SÃO PAULO - O STF (Supremo Tribunal Federal) decidiu quarta-feira (19) que a aplicação dos artigos da Lei Maria da Penha não depende da existência de vínculo familiar, afetivo ou íntimo entre a mulher e seu agressor.
Os ministros do Supremo avaliaram que a interpretação restritiva da lei desconsidera o caráter estrutural da violência de gênero e viola direitos fundamentais previstos na Constituição Federal.

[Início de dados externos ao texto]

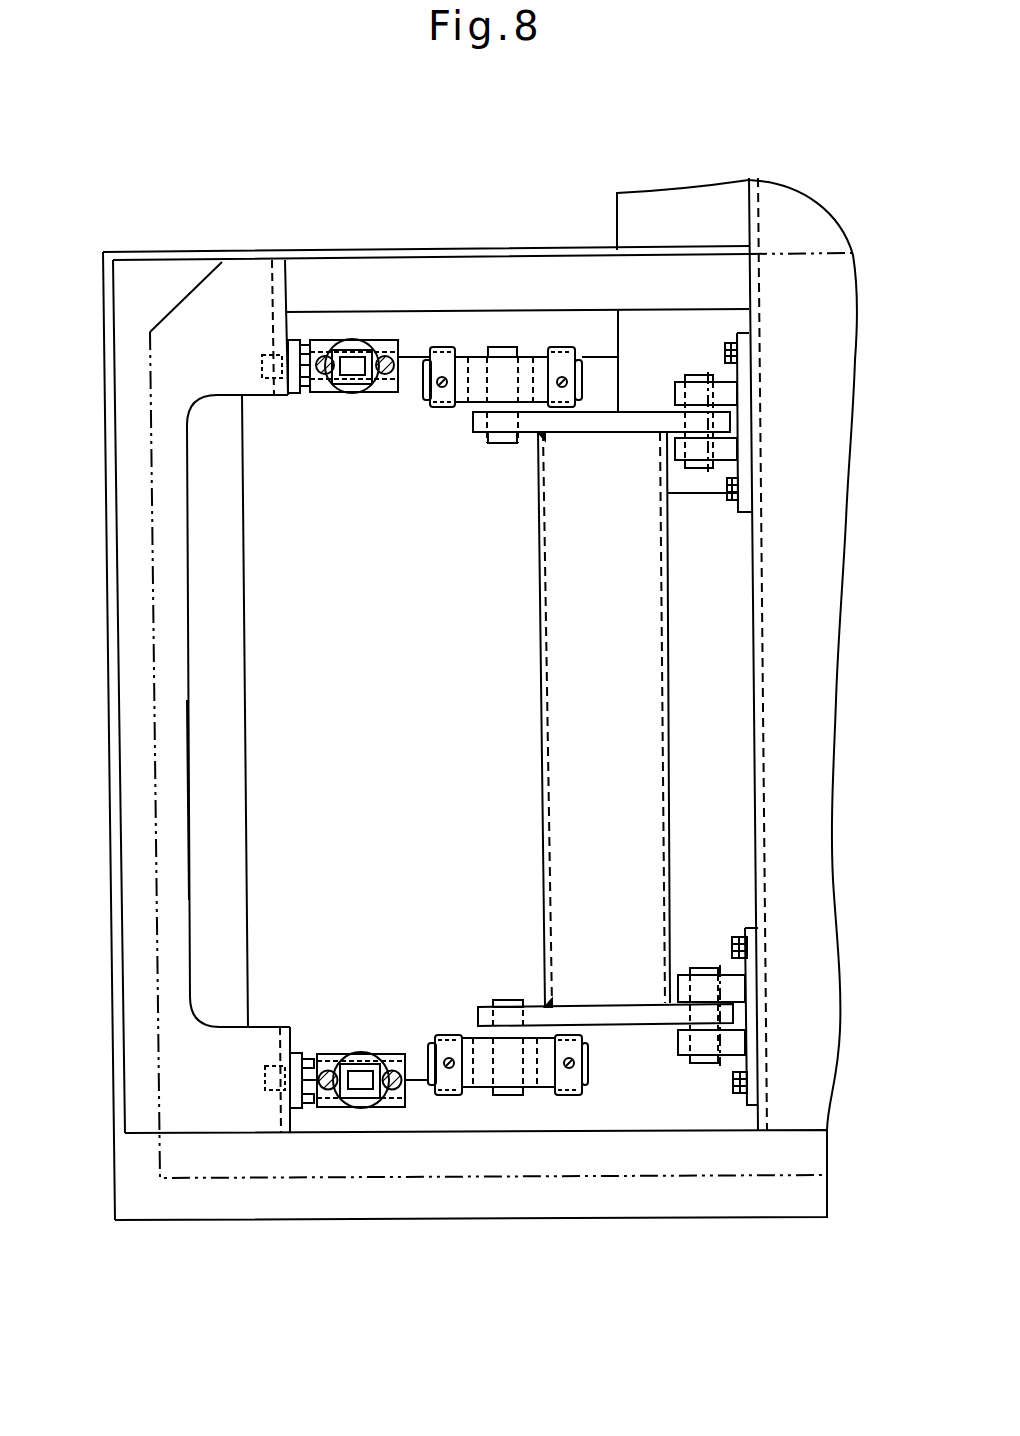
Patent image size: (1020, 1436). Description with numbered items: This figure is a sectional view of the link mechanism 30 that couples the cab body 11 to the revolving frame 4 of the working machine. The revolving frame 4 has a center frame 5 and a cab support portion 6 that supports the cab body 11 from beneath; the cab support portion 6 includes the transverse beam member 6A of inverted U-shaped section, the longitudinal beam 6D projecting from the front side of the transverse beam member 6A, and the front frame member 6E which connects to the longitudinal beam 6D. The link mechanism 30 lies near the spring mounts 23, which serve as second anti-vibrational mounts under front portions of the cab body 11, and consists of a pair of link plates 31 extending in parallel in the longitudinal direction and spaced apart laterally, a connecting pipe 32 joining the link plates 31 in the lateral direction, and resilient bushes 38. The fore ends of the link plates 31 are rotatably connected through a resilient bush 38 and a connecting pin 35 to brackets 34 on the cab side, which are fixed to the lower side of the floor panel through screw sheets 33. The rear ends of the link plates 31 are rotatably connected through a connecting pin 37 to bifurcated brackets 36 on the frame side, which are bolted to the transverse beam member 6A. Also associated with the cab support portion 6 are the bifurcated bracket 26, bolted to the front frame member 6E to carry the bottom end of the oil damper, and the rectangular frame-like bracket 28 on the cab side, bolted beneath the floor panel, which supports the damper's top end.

The revolving frame 4 is at (739, 1222).
The center frame 5 is at (705, 173).
The cab support portion 6 is at (172, 248).
The transverse beam member 6A is at (812, 800).
The longitudinal beam 6D is at (638, 280).
The front frame member 6E is at (147, 1065).
The cab body 11 is at (180, 1185).
The spring mount 23 is at (336, 332).
The bifurcated bracket 26 is at (296, 340).
The rectangular frame-like bracket 28 is at (383, 340).
The link mechanism 30 is at (686, 737).
The link plate 31 is at (590, 410).
The connecting pipe 32 is at (640, 648).
The screw sheet 33 is at (442, 347).
The bracket 34 is at (425, 378).
The connecting pin 35 is at (503, 347).
The bifurcated bracket 36 is at (730, 448).
The connecting pin 37 is at (700, 470).
The resilient bush 38 is at (480, 357).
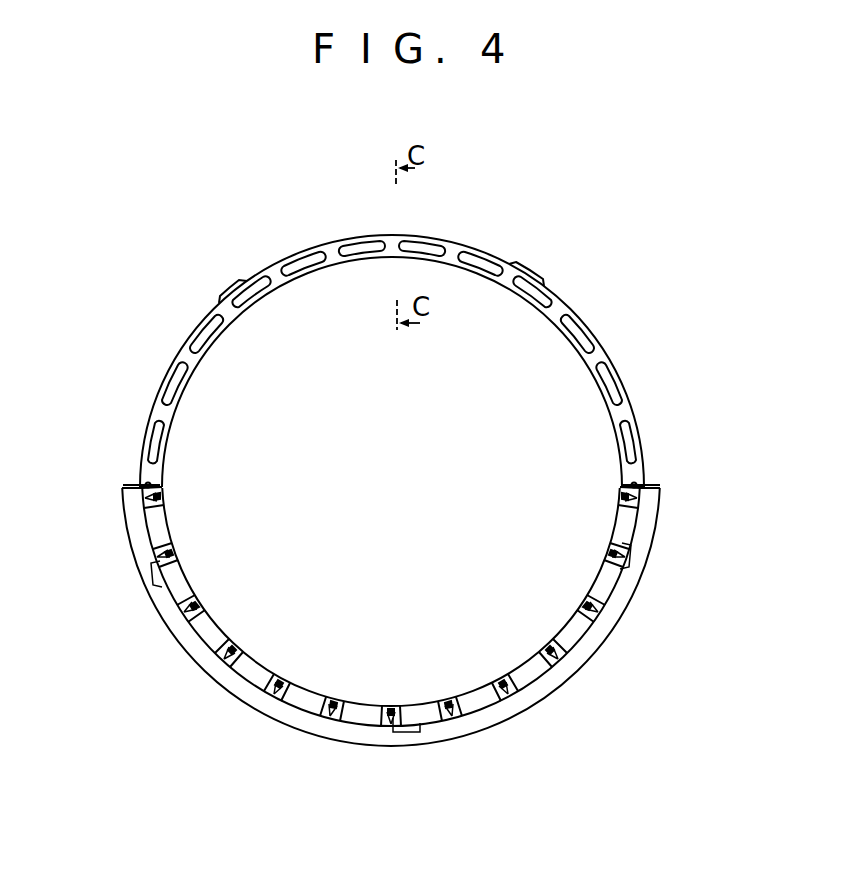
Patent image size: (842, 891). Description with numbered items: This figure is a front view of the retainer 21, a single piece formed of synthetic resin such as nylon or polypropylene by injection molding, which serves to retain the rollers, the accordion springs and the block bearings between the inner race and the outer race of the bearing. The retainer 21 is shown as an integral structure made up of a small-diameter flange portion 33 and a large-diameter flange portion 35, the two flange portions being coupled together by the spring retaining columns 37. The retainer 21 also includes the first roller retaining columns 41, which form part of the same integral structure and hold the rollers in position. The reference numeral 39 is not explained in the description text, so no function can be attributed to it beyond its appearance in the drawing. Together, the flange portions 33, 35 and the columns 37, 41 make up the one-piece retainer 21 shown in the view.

Como há repercussão geral, a decisão deve ser seguida por todos os tribunais do Brasil.
A tese aprovada pelo Supremo também prevê que a proteção contra a mulher compreende casos de violência política de gênero, hipótese em que a eventual concessão de medidas protetivas fica a cargo da Justiça Eleitoral.
Confira tudo o que muda na Lei Maria da Penha
APLICAÇÃO
Como era
- A aplicação da Lei Maria da Penha podia ser interpretada de forma restritiva, limitada a situações de violência ocorridas no ambiente familiar ou doméstico ou em relações afetivas.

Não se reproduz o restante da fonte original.